Fasting and prayer give the Kingdom.

Sunday, February 07, 2016

Fortnightly Book, February 7

Of all his works, the one that Evelyn Waugh himself regarded as his best was Helena, which is the next fortnightly book. It tells the tale of Helena, a British princess who falls in love with an marries Constantius, a Roman officer. In Diocletian's reorganizing of the Empire into the Tetrarchy, Constantius would be raised to high office, and eventually would become one of the co-emperors. The son of Helena and Constantius would be Constantine, of course. Helena herself will eventually become Christian and go on a pilgrimage to find the True Cross of Christ.

St. Helena, as Waugh occasionally notes, is a good subject for a novel: there is a definite historical framework, a fair amount of legendary material of varying and difficult-to-untangle degrees of historicity, and a lot of unknowns. Waugh doesn't pretend to be doing any more than giving us a novel, although, outside a few liberties he explicitly mentions in the preface, he avoided anything that directly contradicted known historical fact or could not receive some support from something in the tradition.

The edition of the book I have has a portion of a 1960 interview, in which he explains what he saw himself doing in the work:

The fact of the True Cross was that there was an actual piece of wood, a historical fact, behind the Gospel. Whether or not the wood she found was the Cross is open to doubt, but at that time all those Asiatic cults, the Gnostics and people, were trying to theorize and symbolize and fine away the simple facts of an actual crucifixion on a piece of wood; and she I represented as being a simple English girl thrown greatly to her disgust into the imperial life, not the least enjoying her high position, and putting her finger at once on what was wrong with imperial Rome at that time, which was that they were losing the sense of actuality. That you might indeed say was a didactic book.

****

Evelyn Waugh, Helena, Little, Brown and Company (New York: 2012).

Maronite Year XXI

Great Lent in the Maronite calendar is somewhat longer than the Latin version. In general, the Maronite calendar tends to emphasize Sundays over other days, in part because there have been long stretches of time in Maronite history in which Divine Liturgy on days in addition to Sunday was difficult enough to be only an occasional event. (With things like saint's days there was always a lot more flexibility with marking the day, but if you see a major feast in the Maronite calendar, other than a saint's day, that is not always on a Sunday, you can pretty much guarantee that the feast is either very old or very new.) Thus, Great Lent is opened with a Sunday. Since the Gospel reading for the day is the Wedding at Cana, the First Sunday of Great Lent is most commonly known as Cana Sunday.

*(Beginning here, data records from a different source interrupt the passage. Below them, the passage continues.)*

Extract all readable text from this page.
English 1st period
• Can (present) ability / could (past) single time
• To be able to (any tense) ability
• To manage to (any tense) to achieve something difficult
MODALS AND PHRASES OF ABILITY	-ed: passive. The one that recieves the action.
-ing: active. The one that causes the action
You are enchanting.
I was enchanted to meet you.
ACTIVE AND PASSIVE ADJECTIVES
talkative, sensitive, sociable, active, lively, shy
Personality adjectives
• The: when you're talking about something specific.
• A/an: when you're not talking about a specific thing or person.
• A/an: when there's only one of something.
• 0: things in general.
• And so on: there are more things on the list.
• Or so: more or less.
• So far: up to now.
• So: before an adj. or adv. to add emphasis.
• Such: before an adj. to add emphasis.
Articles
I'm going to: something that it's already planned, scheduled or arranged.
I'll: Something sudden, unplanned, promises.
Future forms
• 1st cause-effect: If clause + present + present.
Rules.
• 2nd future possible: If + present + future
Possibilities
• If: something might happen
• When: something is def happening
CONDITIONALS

I happened to attend a Divine Liturgy by the Maronite bishop last night, and in his homily he noted that Great Lent in the Maronite calendar is framed by two conversions. On Cana Sunday, which opens Lent, Christ turns water into wine; on Holy Thursday, which closes it, Christ turns wine into His blood.

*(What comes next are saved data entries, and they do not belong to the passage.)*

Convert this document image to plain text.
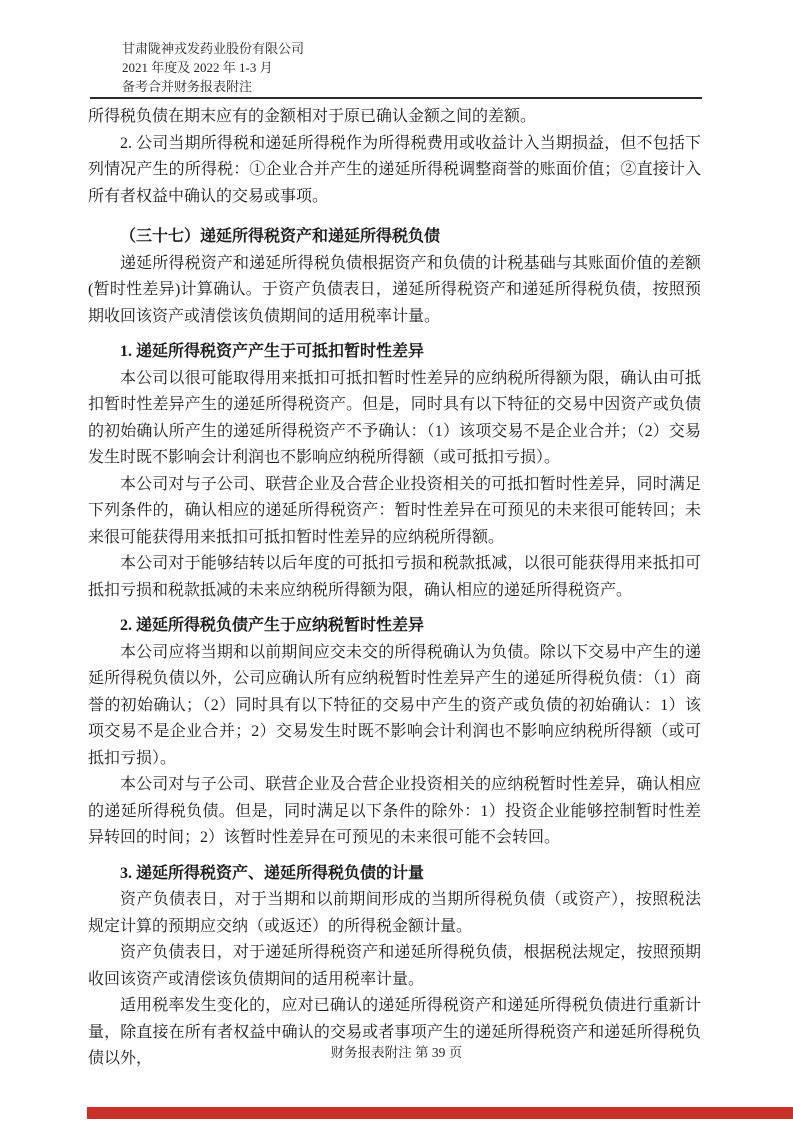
甘肃陇神戎发药业股份有限公司
2021 年度及 2022 年 1-3 月
备考合并财务报表附注

所得税负债在期末应有的金额相对于原已确认金额之间的差额。

2. 公司当期所得税和递延所得税作为所得税费用或收益计入当期损益，但不包括下列情况产生的所得税：①企业合并产生的递延所得税调整商誉的账面价值；②直接计入所有者权益中确认的交易或事项。

（三十七）递延所得税资产和递延所得税负债

递延所得税资产和递延所得税负债根据资产和负债的计税基础与其账面价值的差额(暂时性差异)计算确认。于资产负债表日，递延所得税资产和递延所得税负债，按照预期收回该资产或清偿该负债期间的适用税率计量。

1. 递延所得税资产产生于可抵扣暂时性差异

本公司以很可能取得用来抵扣可抵扣暂时性差异的应纳税所得额为限，确认由可抵扣暂时性差异产生的递延所得税资产。但是，同时具有以下特征的交易中因资产或负债的初始确认所产生的递延所得税资产不予确认：（1）该项交易不是企业合并；（2）交易发生时既不影响会计利润也不影响应纳税所得额（或可抵扣亏损）。

本公司对与子公司、联营企业及合营企业投资相关的可抵扣暂时性差异，同时满足下列条件的，确认相应的递延所得税资产：暂时性差异在可预见的未来很可能转回；未来很可能获得用来抵扣可抵扣暂时性差异的应纳税所得额。

本公司对于能够结转以后年度的可抵扣亏损和税款抵减，以很可能获得用来抵扣可抵扣亏损和税款抵减的未来应纳税所得额为限，确认相应的递延所得税资产。

2. 递延所得税负债产生于应纳税暂时性差异

本公司应将当期和以前期间应交未交的所得税确认为负债。除以下交易中产生的递延所得税负债以外，公司应确认所有应纳税暂时性差异产生的递延所得税负债：（1）商誉的初始确认；（2）同时具有以下特征的交易中产生的资产或负债的初始确认：1）该项交易不是企业合并；2）交易发生时既不影响会计利润也不影响应纳税所得额（或可抵扣亏损）。

本公司对与子公司、联营企业及合营企业投资相关的应纳税暂时性差异，确认相应的递延所得税负债。但是，同时满足以下条件的除外：1）投资企业能够控制暂时性差异转回的时间；2）该暂时性差异在可预见的未来很可能不会转回。

3. 递延所得税资产、递延所得税负债的计量

资产负债表日，对于当期和以前期间形成的当期所得税负债（或资产），按照税法规定计算的预期应交纳（或返还）的所得税金额计量。

资产负债表日，对于递延所得税资产和递延所得税负债，根据税法规定，按照预期收回该资产或清偿该负债期间的适用税率计量。

适用税率发生变化的，应对已确认的递延所得税资产和递延所得税负债进行重新计量，除直接在所有者权益中确认的交易或者事项产生的递延所得税资产和递延所得税负债以外，	财务报表附注 第 39 页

Sunday of the Entrance into Great Lent
Romans 14:14-23; John 2:1-11

You, O Lord, changed water into wine;
change us into children of God.
You gave us good wine pressed on Your cross;
give salvation to those who thirst.
You gave delight to the wedding guests;
give us delight in You, O Lord.

   Lady Fasting knocks now at the door;
   Lent, the crown of heroes, has come.
   Turn to wine the water of fasting;
   by fasting we blot out misdeeds.

The Virgin Mary was standing there;
they came to her with petition.
By her wish you changed water to wine.
We come for her intercession;
change our evil acts into good deeds,
bring us into Your own kingdom.

   Lady Fasting knocks now at the door;
   Lent, the crown of heroes, has come.
   Bring us into Your great wedding feast;
   through fasting the Kingdom is ours.

O Christ, Artisan of all good things,
You worked the sign of Your great love.
End our pride, undo our vanity,
purify our hearts, give us strength;
quench parched hearts with your forgiving blood,
to peace and joy in the Spirit.

   Lady Fasting knocks now at the door;
   Lent, the crown of heroes, has come.
   Infuse within us Your holy light;
   by fasting we gain morning-wings.